Früher hatte ich Erklärungen für den unglaubliche Unsinn, der in dem Code der von mir betreuten Notes Programmen stand.
Notes Programmierer sind eben schlecht ausgebildet und wissen es nicht besser.
Das Leben war einfach. Es gab Hoffnung.
In den letzten Jahren bin ich schlauer geworden:
Es liegt an der Menschheit als solche.
Oft jahrelang an irgendwelchen "Hochschulen" hochgepäppelte Java-Programmierer schreiben den gleichen Unsinn. Der einzige Unterschied ist, dass sie sich für noch großartiger halten als Notes Programmierer zur widerwärtigen Hype-Zeit 1999/2000 und deshalb naturgemäß mehr Unsinn verzapfen.

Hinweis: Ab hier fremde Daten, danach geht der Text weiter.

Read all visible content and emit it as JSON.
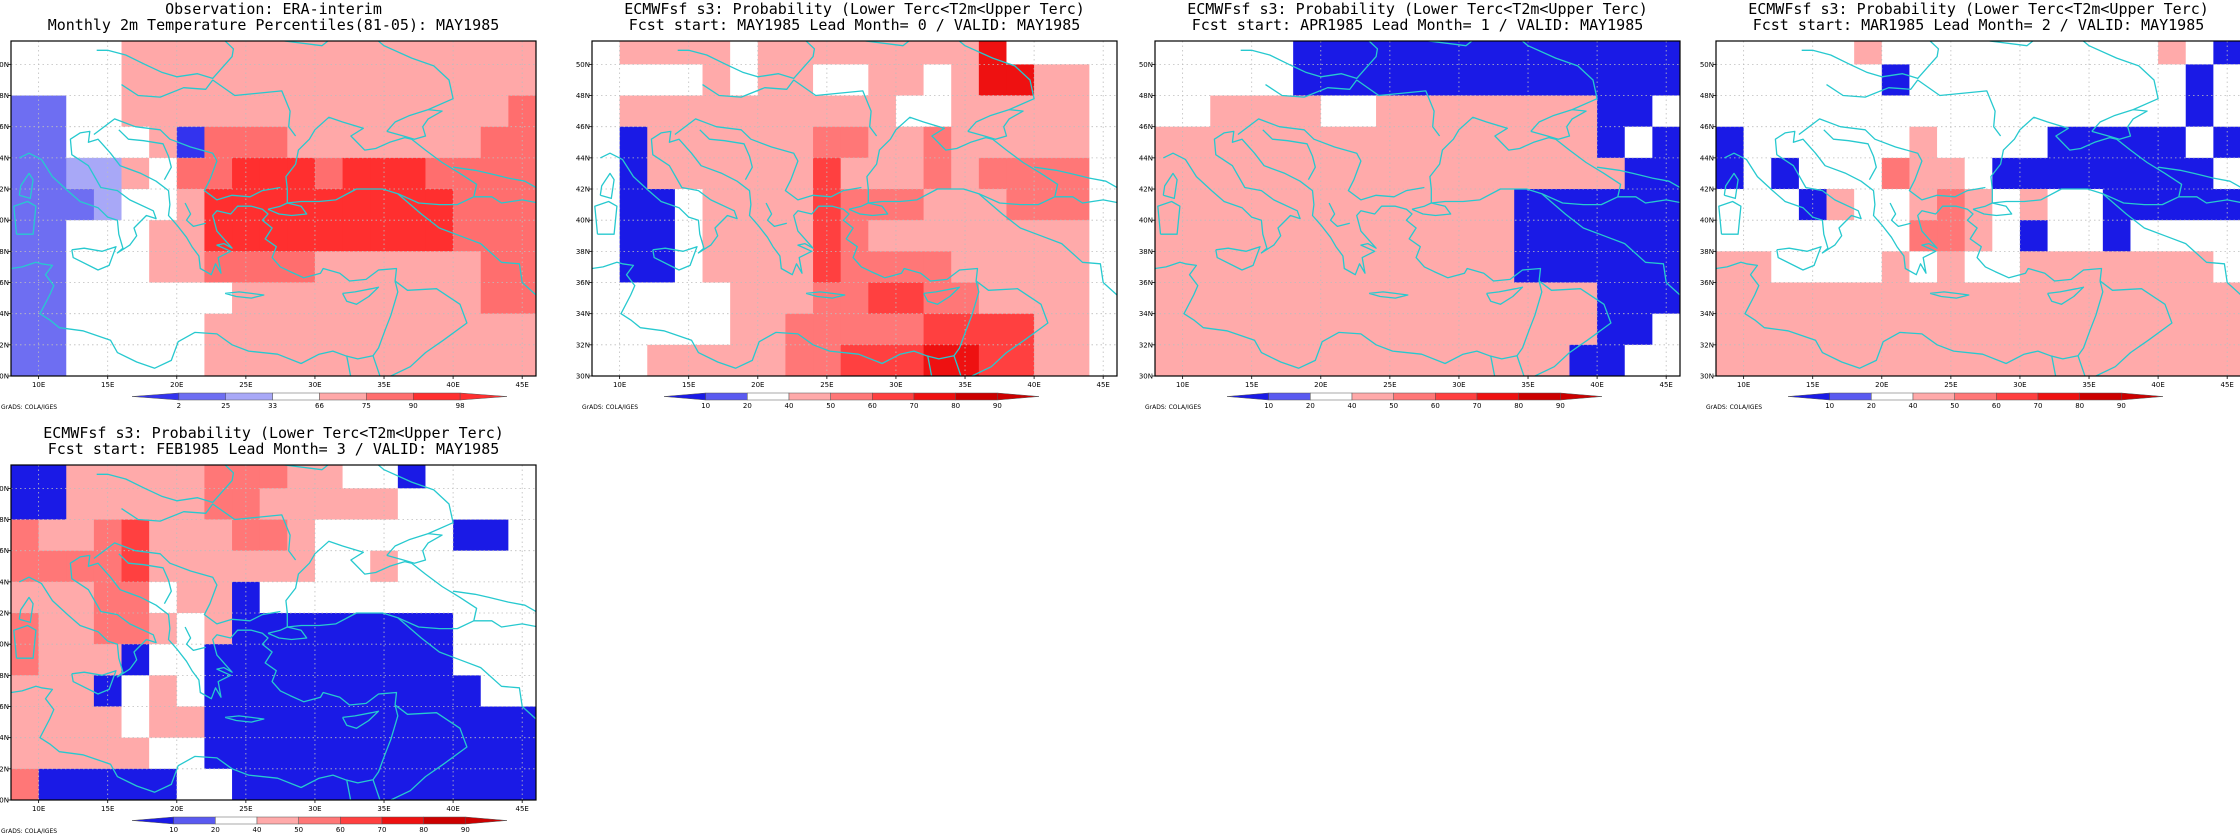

Vieles ist versucht worden:
- Entwicklungs-Hilfe von Programmierern aus Indien
- Zertifizierungen
- Tonnen vom Schulungsmaterial im Web

Es hilft leider alles nichts.  ::)

Beispiel Nummer 1:
Programmierer haben die völlig überkomplizierte XML-DOM Api geschaffen. Die gilt nicht für eine reale Programmiersprache. Nein. Sie gilt für alle Programmiersprachen zusammen. Im Internet können Programmierer stundenlang über die "Überlegenheit" (haha) der Features der von ihnen gewählten Programmiersprache streiten. Aber wenn es dann ans anwenden geht, dann wird eine "gemeinsame" Spezifikation gewählt. Eine Api, die unabhängig von der Sprache funktionieren soll. In der also die angeblich so "wichtigen" Spezialfeatures der einzelnen Sprachen gar nicht anwenden kann.
Einige schlaue Leute haben dann Jahre später in Java festgestellt, dass die XML-DOM Api unnötig kompliziert ist. Zur Abhilfe haben sie einfachere, javaspezifische Apis angeboten. Natürlich nicht eine, sondern direkt mehr als 8 konkurrierende oder so, wovon dann 2 oder 3 häufig benutzt werden.
 
UND WAS MACHT NUN DER JAVA-ANWENDUNGSPROGRAMMIERER?
Richtig. Er benutzt die einfachere Api. Schliesslich muß es einen Grund geben, dass die 8 konkurrierenden Apis jeden Monat in "Fachmagazinen" vorgestellt werden. Er benutzt dann aber nur 40% der Features "seiner" einfacheren Api. Den Rest der Api interessiert ihn nicht. Schliesslich kann man sich aus dem Document Objekt prima ein w3c-xml-dom-Document genererieren. Und dagegen kann er ja prima die XML-DOM Api benutzen. Zwar ist die komplizierter, aber für bestimmte Aufgaben kennt er die Methoden auswendig. Natürlich erzeugt das einen wahnsinnigen Overhead. Aber egal. Hauptsache man kann das Feature abhaken. Und der nächste Programmierer muß dann direkt 2 Apis beherrschen, um aus dem Code schlau zu werden...
« Letzte Änderung: 06.12.06 - 17:40:53 von Axel Janssen »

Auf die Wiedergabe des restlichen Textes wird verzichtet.